According to the vehicle braking control device of the present invention, when the downshift of the automatic transmission is foreseen when the vehicle is decelerating in the power-off state, the braking force adding control is performed. Therefore, shift shock during deceleration traveling of the vehicle can be reduced, and discomfort felt by the occupant during deceleration traveling can be suitably prevented. Also, if the vehicle is traveling at a relatively high speed,
Deterioration of running stability of the vehicle due to reduction of shift shock can be suitably prevented, and good drivability can be maintained.

[Brief description of the drawings]

FIG. 1 is a schematic configuration diagram of a braking control device according to the present invention.

FIG. 2 is a flowchart illustrating a control routine of braking force addition control during a power-off downshift.
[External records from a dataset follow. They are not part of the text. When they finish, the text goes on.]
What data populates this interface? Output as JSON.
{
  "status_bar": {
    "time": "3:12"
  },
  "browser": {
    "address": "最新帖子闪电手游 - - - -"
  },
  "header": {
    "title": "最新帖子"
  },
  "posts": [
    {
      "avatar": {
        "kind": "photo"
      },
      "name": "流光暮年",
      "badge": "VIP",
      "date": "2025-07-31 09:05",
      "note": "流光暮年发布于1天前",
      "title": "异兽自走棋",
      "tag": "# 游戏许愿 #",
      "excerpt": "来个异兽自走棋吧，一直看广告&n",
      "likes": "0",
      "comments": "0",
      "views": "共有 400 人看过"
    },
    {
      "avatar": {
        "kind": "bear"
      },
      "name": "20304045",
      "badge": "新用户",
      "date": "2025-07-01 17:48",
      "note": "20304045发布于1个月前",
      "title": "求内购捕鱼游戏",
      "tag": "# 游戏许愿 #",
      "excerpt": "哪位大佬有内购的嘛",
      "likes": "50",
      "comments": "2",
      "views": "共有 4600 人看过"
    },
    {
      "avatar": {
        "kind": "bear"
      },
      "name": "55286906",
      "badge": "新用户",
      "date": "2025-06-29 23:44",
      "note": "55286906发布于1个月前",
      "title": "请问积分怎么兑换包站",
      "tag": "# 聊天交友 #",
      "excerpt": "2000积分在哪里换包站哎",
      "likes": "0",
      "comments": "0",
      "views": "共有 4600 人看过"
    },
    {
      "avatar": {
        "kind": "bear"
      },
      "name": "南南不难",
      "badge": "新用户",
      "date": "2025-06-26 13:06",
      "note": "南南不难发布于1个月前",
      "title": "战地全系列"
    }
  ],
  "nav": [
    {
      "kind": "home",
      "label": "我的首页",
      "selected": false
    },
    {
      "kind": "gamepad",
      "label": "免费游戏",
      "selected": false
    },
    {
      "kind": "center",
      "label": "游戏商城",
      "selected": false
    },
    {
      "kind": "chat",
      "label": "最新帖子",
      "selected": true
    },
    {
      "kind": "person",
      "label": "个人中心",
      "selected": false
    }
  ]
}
3 is a time chart showing a time change of a shift speed, a deceleration a, and a braking force addition amount during a power-off downshift based on an execution result of a control routine of FIG. 2;

[Explanation of symbols]

Reference Signs List 1 engine 2 automatic transmission 3 output shaft 4 torque converter 5 transmission body 6 hydraulic controller 7 select lever 8 inhibitor switch 10 electronic control unit (ECU) 12 vehicle speed sensor 20 accelerator pedal 22 accelerator opening degree sensor (accelerator operation state detecting means) 60 Brake control unit 62 Brake device 64 Brake pedal

Claims (4)

[Claims] 1. A brake control device for a vehicle, comprising: an automatic transmission mounted on a vehicle; and a braking device for applying a braking force to the vehicle, wherein a shift-down prediction unit for predicting a shift-down of the automatic transmission; Braking force addition control means for automatically applying a braking force to the braking device from the time of the preview until a predetermined time elapses after the completion of the downshift, based on information from the downshift prediction means, A braking control device for a vehicle, comprising: an additional amount limiting unit that reduces an additional amount of the braking force by the braking force additional control unit during the down operation. 2. The method according to claim 1, wherein the additional amount limiting unit cancels the application of the braking force by the braking force applying unit.
The vehicle braking control device according to claim 1. 3. The braking control device for a vehicle according to claim 1, wherein the braking force adding control means gradually increases the braking force from the time of the foreseeing and gradually reduces the braking force after the completion of the downshift. 4. The vehicle further includes an accelerator pedal for performing an acceleration operation, and accelerator operation state detecting means for detecting an operation state of the accelerator pedal, wherein the braking force adding control means detects the accelerator operation state. 4. The braking control device for a vehicle according to claim 1, wherein a braking force is applied when it is detected by the means that the accelerator pedal is returned.